Ashcroft’s loss is BC’s gain. From first-time candidate for the BC Liberal Party to newly-elected MLA in just 28 days, Jackie Tegart soundly beat her opponent, incumbent MLA Harry Lali with a difference of 754 botes.
“Hol-y!” Tegart exclaimed the morning after the count. “We are so excited! As a team, we were all brand new. We’d never run a provincial election campaign. But we had a lot of heart, and I think that showed. We ran a clean campaign and the bonus was that we won.”
But Tegart will take her seat in the Legislature without the party’s leader, Christy Clark, who lost her seat in Vancouver-Point Grey to NDP candidate David Eby.
“She is an incredible leader,” Tegart says of Clark, who gathered a crowd of supporters at a rally in Ashcroft on May 2. “The success of this campaign clearly rests with her. But the NDP targeted her riding and it’s unfortunate.”
Until last week, Tegart was serving a third term on Ashcroft’s municipal council. She gave her notice to village administrator Michelle Allen the day after the election and it will be reviewed by the remainder of Council at their public meeting on May 27 at 7 pm.
Allen says once the Council accepts her resignation, they will appoint a Chief Electoral Officer to oversee a by-election for the empty Council seat. The by-election will likely take place in August. Next year is a Local Government election year (2014) and all seats will be up for election.

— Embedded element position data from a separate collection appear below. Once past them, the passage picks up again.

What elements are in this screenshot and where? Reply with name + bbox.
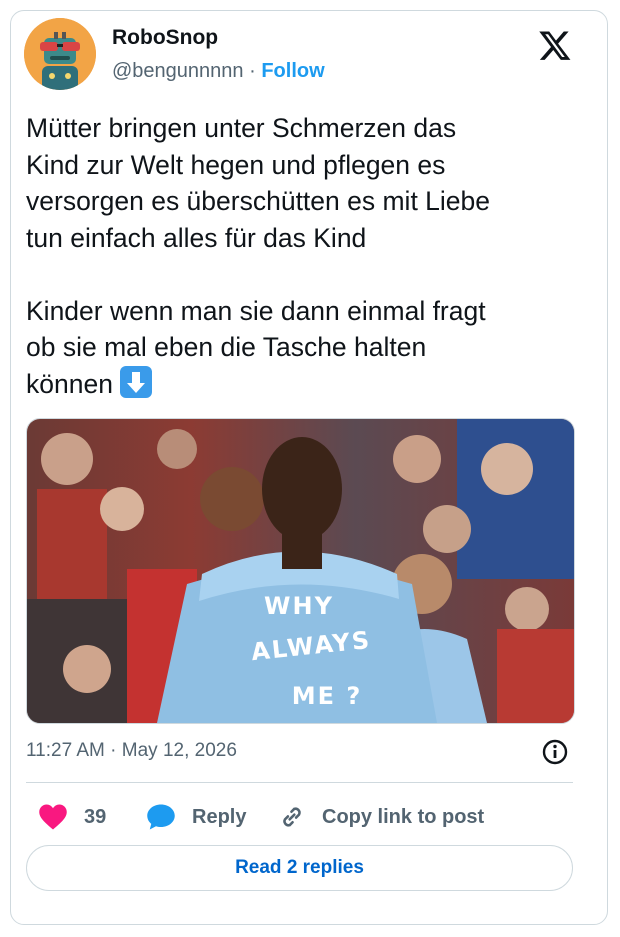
- reply-label: Reply: [192, 805, 247, 828]
- tweet-timestamp[interactable]: 11:27 AM · May 12, 2026: [26, 740, 237, 762]
- tweet-line: versorgen es überschütten es mit Liebe: [26, 186, 491, 216]
- tweet-time: 11:27 AM: [26, 740, 105, 761]
- reply-button[interactable]: Reply: [146, 800, 246, 834]
- tweet-date: May 12, 2026: [121, 740, 237, 761]
- tweet-line: tun einfach alles für das Kind: [26, 222, 367, 253]
- link-icon: [283, 807, 301, 827]
- copy-link-label: Copy link to post: [322, 805, 485, 828]
- tweet-media-image[interactable]: WHY ALWAYS ME ?: [26, 418, 575, 724]
- info-icon[interactable]: [541, 738, 569, 766]
- follow-button[interactable]: Follow: [261, 60, 324, 82]
- handle-separator: ·: [249, 60, 256, 82]
- author-handle-row: @bengunnnnn · Follow: [112, 60, 325, 83]
- tweet-line: Kind zur Welt hegen und pflegen es: [26, 149, 446, 180]
- tweet-line: ob sie mal eben die Tasche halten: [26, 332, 427, 362]
- down-arrow-emoji-icon: [120, 365, 153, 398]
- tweet-text: Mütter bringen unter Schmerzen das Kind …: [26, 110, 576, 402]
- like-button[interactable]: 39: [38, 800, 106, 834]
- avatar[interactable]: [24, 18, 96, 90]
- reply-bubble-icon: [147, 804, 175, 830]
- tweet-line: Mütter bringen unter Schmerzen das: [26, 113, 457, 143]
- read-replies-button[interactable]: Read 2 replies: [26, 845, 573, 891]
- tweet-line: Kinder wenn man sie dann einmal fragt: [26, 295, 486, 326]
- shirt-text-line: ME ?: [292, 682, 363, 710]
- like-count: 39: [84, 805, 107, 828]
- copy-link-button[interactable]: Copy link to post: [278, 800, 484, 834]
- heart-icon: [39, 804, 67, 830]
- tweet-line: können: [26, 368, 113, 399]
- action-bar: 39 Reply Copy link to post: [26, 800, 573, 834]
- divider: [26, 782, 573, 783]
- author-handle[interactable]: @bengunnnnn: [112, 60, 244, 82]
- author-name[interactable]: RoboSnop: [112, 26, 218, 50]
- meta-separator: ·: [110, 740, 117, 761]
- x-logo-icon[interactable]: [538, 28, 572, 62]
- shirt-text-line: WHY: [264, 592, 334, 620]
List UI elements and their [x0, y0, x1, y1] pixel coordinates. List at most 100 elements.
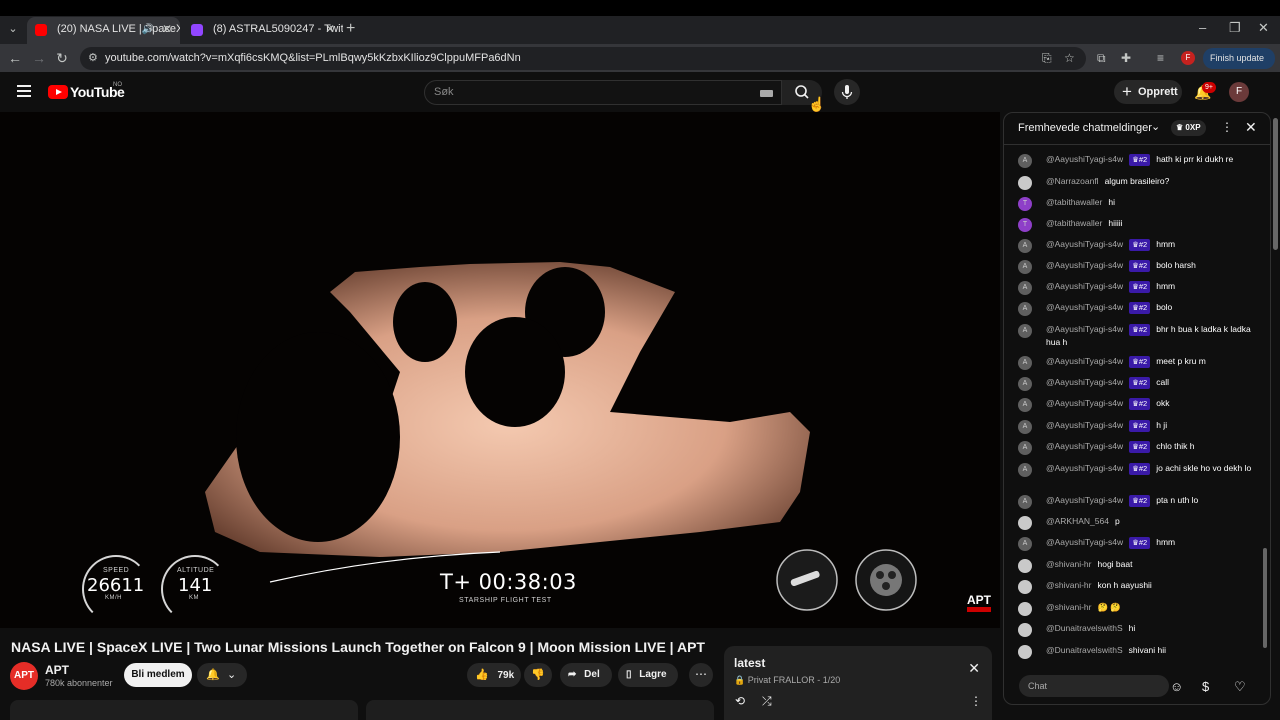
dislike-button[interactable]: 👎 — [524, 663, 552, 687]
chat-more-icon[interactable]: ⋮ — [1221, 120, 1233, 134]
chat-author-name[interactable]: @DunaitravelswithS — [1046, 623, 1123, 633]
chat-author-avatar[interactable]: T — [1018, 197, 1032, 211]
chat-author-avatar[interactable] — [1018, 602, 1032, 616]
chat-author-name[interactable]: @shivani-hr — [1046, 559, 1091, 569]
save-button[interactable]: ▯ Lagre — [618, 663, 678, 687]
channel-name[interactable]: APT — [45, 663, 69, 677]
chat-author-name[interactable]: @Narrazoanfl — [1046, 176, 1099, 186]
chat-author-avatar[interactable]: A — [1018, 537, 1032, 551]
tab-close-icon[interactable]: ✕ — [162, 17, 172, 42]
page-scrollbar[interactable] — [1273, 112, 1278, 720]
related-video-strip[interactable] — [366, 700, 714, 720]
chat-message[interactable]: @DunaitravelswithS hi — [1018, 622, 1258, 637]
chat-message[interactable]: A @AayushiTyagi-s4w ♛#2 meet p kru m — [1018, 355, 1258, 370]
chat-author-name[interactable]: @AayushiTyagi-s4w — [1046, 239, 1123, 249]
like-button[interactable]: 👍 79k — [467, 663, 521, 687]
tab-twitch[interactable]: (8) ASTRAL5090247 - Twitch ✕ — [183, 17, 343, 44]
chat-author-avatar[interactable]: A — [1018, 463, 1032, 477]
chat-input[interactable]: Chat — [1019, 675, 1169, 697]
chat-message[interactable]: @Narrazoanfl algum brasileiro? — [1018, 175, 1258, 190]
chat-author-name[interactable]: @tabithawaller — [1046, 218, 1102, 228]
heart-icon[interactable]: ♡ — [1234, 679, 1246, 695]
chat-author-avatar[interactable]: A — [1018, 154, 1032, 168]
chat-author-avatar[interactable]: A — [1018, 495, 1032, 509]
restore-icon[interactable]: ❐ — [1229, 20, 1241, 36]
chat-message[interactable]: A @AayushiTyagi-s4w ♛#2 bolo harsh — [1018, 259, 1258, 274]
chat-author-avatar[interactable]: A — [1018, 281, 1032, 295]
chat-message[interactable]: @shivani-hr kon h aayushii — [1018, 579, 1258, 594]
chat-mode-label[interactable]: Fremhevede chatmeldinger — [1018, 122, 1152, 134]
chat-author-name[interactable]: @AayushiTyagi-s4w — [1046, 463, 1123, 473]
page-scroll-thumb[interactable] — [1273, 118, 1278, 250]
playlist-more-icon[interactable]: ⋮ — [970, 694, 982, 708]
chat-author-name[interactable]: @DunaitravelswithS — [1046, 645, 1123, 655]
chat-author-avatar[interactable]: A — [1018, 324, 1032, 338]
profile-avatar[interactable]: F — [1181, 51, 1195, 65]
chat-message[interactable]: A @AayushiTyagi-s4w ♛#2 okk — [1018, 397, 1258, 412]
chat-author-name[interactable]: @shivani-hr — [1046, 602, 1091, 612]
voice-search-button[interactable] — [834, 79, 860, 105]
chat-author-avatar[interactable] — [1018, 645, 1032, 659]
chat-author-avatar[interactable]: A — [1018, 377, 1032, 391]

“To me,” she said, “my focus is to serve the riding. I’m not sure what that will look like provincially. I don’t go into it with an expectation. However I can best serve.”
Now that the hectic 28-day campaign is finished, Tegart says she will look for a balance between her personal life and life in the Legislature. First things first, she’s waiting to meet her newest grandchild.
“The process has been a real learning experience for us,” said Tegart. “There are similarities across the riding – more similarities than differences with issues like health, education, declining population… We need to look for solutions that will work for rural BC.”
The vote is still preliminary, but election night tallies left Tegart with 5,539 votes to incumbent NDP Harry Lali’s 4,785.
Swearing in for the new government is expected in early June.